Copilot is likely to suggest
=COUNTIF(B2:B100,"Yes")

And for adding instead of counting: "Add up only the amounts in column C where column B is 'Darwin'" gives =SUMIF(B2:B100,"Darwin",C2:C100).

// you want part of some text, but do not know how

"Column A has email addresses. In column B I just want the part before the @ sign."

Copilot is likely to suggest
=TEXTBEFORE(A2,"@")

It may also suggest using Flash Fill (type one example, press Ctrl + E) instead, which is often the simplest answer of all for tidying text.

// you want a number of days, or an age, from dates

"Column B has birthdates. In column C I want each person's age in whole years, as at today."

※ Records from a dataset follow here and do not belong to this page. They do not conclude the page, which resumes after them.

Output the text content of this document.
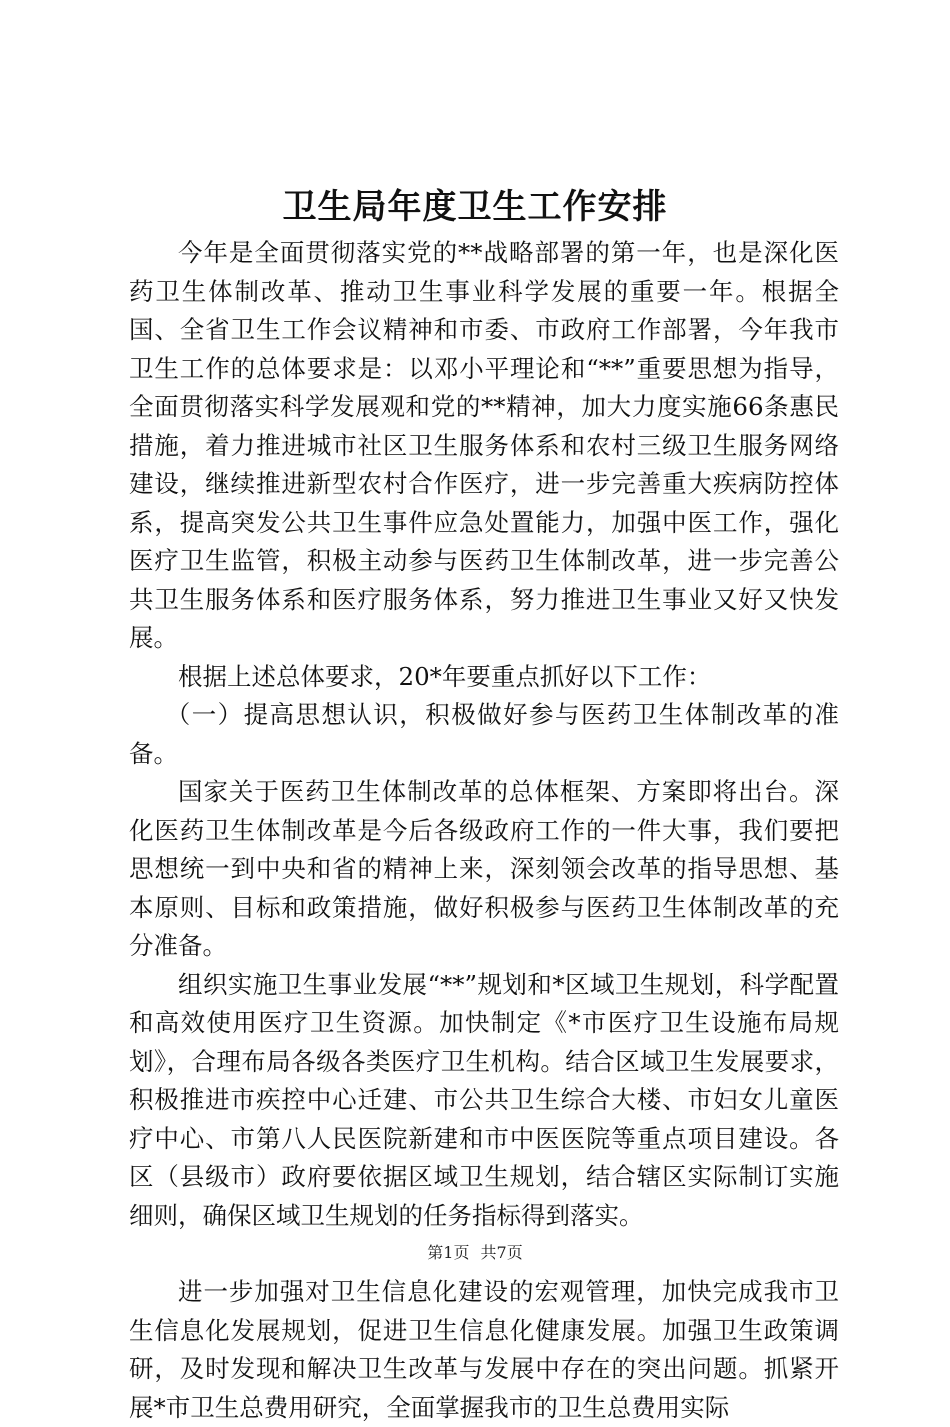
卫生局年度卫生工作安排

今年是全面贯彻落实党的**战略部署的第一年，也是深化医药卫生体制改革、推动卫生事业科学发展的重要一年。根据全国、全省卫生工作会议精神和市委、市政府工作部署，今年我市卫生工作的总体要求是：以邓小平理论和“**”重要思想为指导，全面贯彻落实科学发展观和党的**精神，加大力度实施66条惠民措施，着力推进城市社区卫生服务体系和农村三级卫生服务网络建设，继续推进新型农村合作医疗，进一步完善重大疾病防控体系，提高突发公共卫生事件应急处置能力，加强中医工作，强化医疗卫生监管，积极主动参与医药卫生体制改革，进一步完善公共卫生服务体系和医疗服务体系，努力推进卫生事业又好又快发展。

根据上述总体要求，20*年要重点抓好以下工作：

（一）提高思想认识，积极做好参与医药卫生体制改革的准备。

国家关于医药卫生体制改革的总体框架、方案即将出台。深化医药卫生体制改革是今后各级政府工作的一件大事，我们要把思想统一到中央和省的精神上来，深刻领会改革的指导思想、基本原则、目标和政策措施，做好积极参与医药卫生体制改革的充分准备。

组织实施卫生事业发展“**”规划和*区域卫生规划，科学配置和高效使用医疗卫生资源。加快制定《*市医疗卫生设施布局规划》，合理布局各级各类医疗卫生机构。结合区域卫生发展要求，积极推进市疾控中心迁建、市公共卫生综合大楼、市妇女儿童医疗中心、市第八人民医院新建和市中医医院等重点项目建设。各区（县级市）政府要依据区域卫生规划，结合辖区实际制订实施细则，确保区域卫生规划的任务指标得到落实。

进一步加强对卫生信息化建设的宏观管理，加快完成我市卫生信息化发展规划，促进卫生信息化健康发展。加强卫生政策调研，及时发现和解决卫生改革与发展中存在的突出问题。抓紧开展*市卫生总费用研究，全面掌握我市的卫生总费用实际

第1页 共7页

Copilot is likely to suggest
=DATEDIF(B2,TODAY(),"Y")

This works because, as Session 1 showed, Excel stores dates as numbers, so it can do maths with them.

// prompts: fix an error

Prompts: Fix an Error

When a cell shows an error code instead of an answer, paste the formula and the error into Copilot and ask what is wrong. Be specific about which cell and what you expected.

// a divide-by-zero error

"My formula in D2 shows #DIV/0!. Here it is: =C2/B2. How do I make it show a blank instead of the error when B2 is empty?"

Copilot is likely to suggest
=IFERROR(C2/B2,"")

IFERROR wraps any formula and shows your own result (here, a blank) instead of a scary code.

// you inherited a formula and do not understand it

"What does this formula do, in plain English? =VLOOKUP(A2,$D$2:$F$50,3,FALSE)"

Copilot will explain it

It will tell you, in words, that the formula looks up the value from A2 in the first column of the table D2:F50 and returns the matching value from the third column, with FALSE meaning an exact match. Explaining a formula is one of the things Copilot does most reliably.

// a copied formula went wrong

"I copied =B2*E1 down a column to work out GST, but the lower rows are wrong. What did I do wrong?"

Copilot is likely to explain and suggest
=B2*$E$1

It should spot that the rate reference E1 drifted as you copied, and tell you to lock it with dollar signs as an absolute reference, exactly the lesson from Session 2.

// always check the answer

Always Check the Answer

Whatever Copilot gives you, the final check is yours. The safe habit is simple: let Copilot write the formula, then confirm the result with something you can see.

Copilot is a fast, confident assistant, not an oracle. It is brilliant for "what is the formula for this?" and "what does this mean?". For "is this number right?", the answer always comes from you.